I went to a funeral today. I hate funerals and I avoid them where necessary. This one was a bit fraught because it involved people that I have mixed feelings about. But I decided to go in the end because I wanted to support my oldest childhood friend, and because this 93 year-old woman had written me birthday and Christmas cards for years and years when I was young, and she had always given me thoughtful nanna-ish presents such as handkerchiefs and mini sewing kits. 

Anyway, the funeral was OK. It was quite religious, which was a little bit uncomfortable for an agnostic-rapidly-heading-towards-atheist such as I. I told my sister I was going to sing the hymns loudly and lustily, but when it came time to do so, they were too high and I didn't know the melodies. My aim at funerals is to hold it together and not cry, and I did manage to do that. I also remembered all the names I should of, and made polite conversations of appropriate lengths. 

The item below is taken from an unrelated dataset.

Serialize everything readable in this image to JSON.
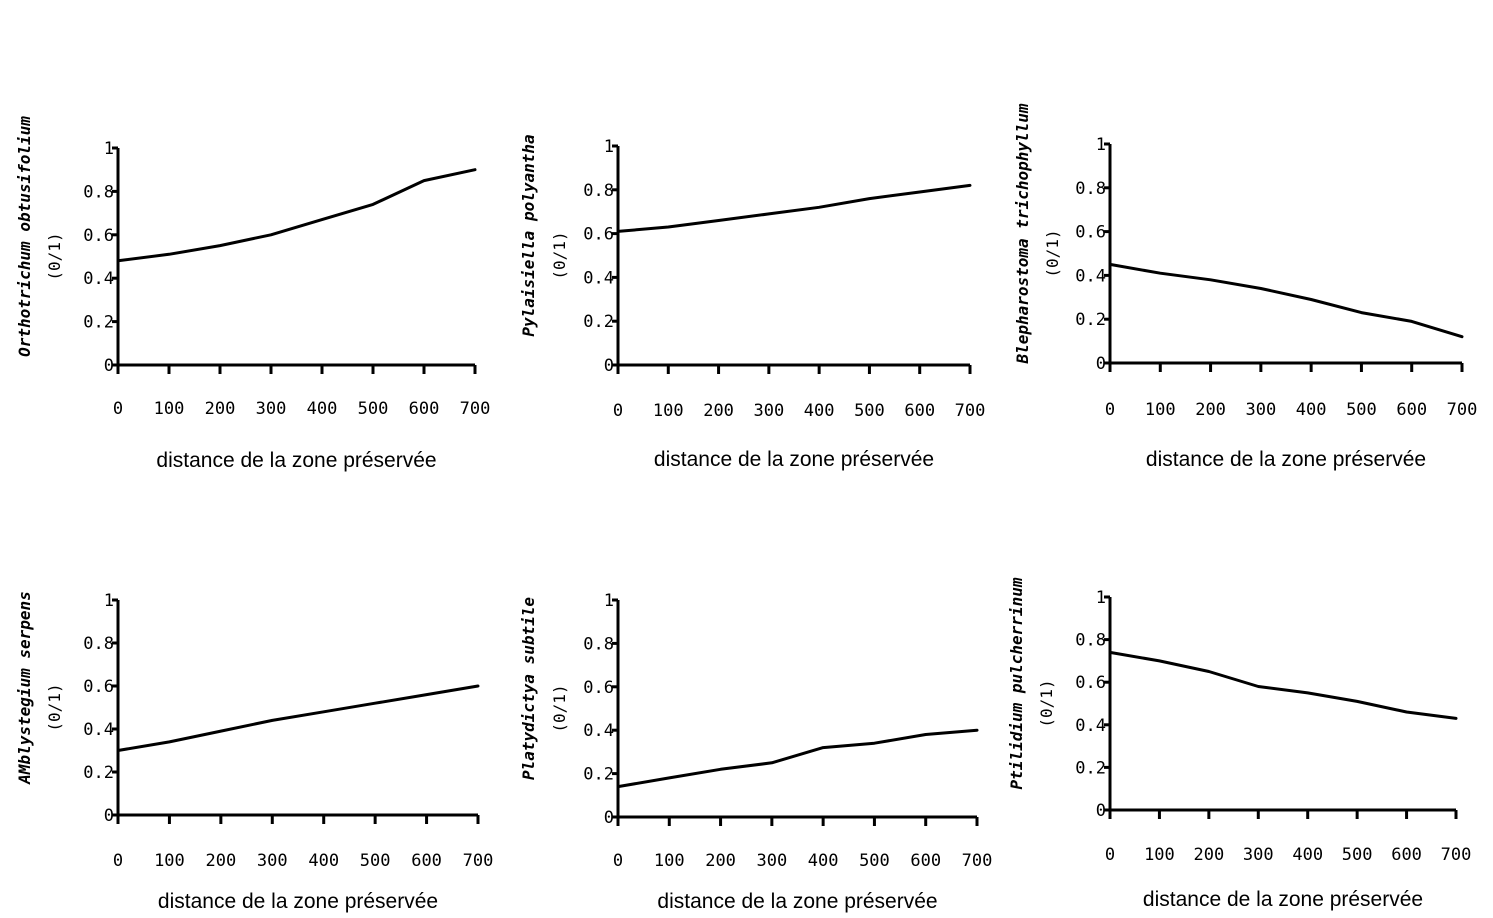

But I did have an odd experience on the way home. An elderly gentleman who had attended the funeral took the tram with my sister and I, and conversed with us, and then me alone after my sister got off the tram. This elderly gentleman was most dapper. He had clearly been very successful in his former work life, was handsome in a silver-haired sort of way, very faintly roguish, and had very charming old-fashioned manners. I rather think he enjoyed talking to a young, female stranger. And I equally enjoyed talking to a man who was at a very different stage in his life. I was quite looking forward to reading my book on the tram, but soon found myself enjoying conversing with a stranger. He was from interstate, and had come to Melbourne for the funeral because his late mother had been pen friends with the lady whose funeral it was. 

When we came to saying goodbye, he revealed an extraordinary amount of personal information about his life to me in the matter of seconds. We exchanged email addresses and went our separate ways. I felt bad that I hadn't agreed to have a cup of tea with him, but I wanted to get home and do some yoga after what had been a difficult day. I'm not the sort of person who changes their plans on a whim; sometimes I wish I was that sort of person. I wondered why he felt he could tell me those things. I wasn't worried that he had, in fact I felt privileged that he would entrust those details to me. I guess funerals put people in a vulnerable state, the kind of state where they seek connections with other people. It was a day of family skeletons and private sadnesses.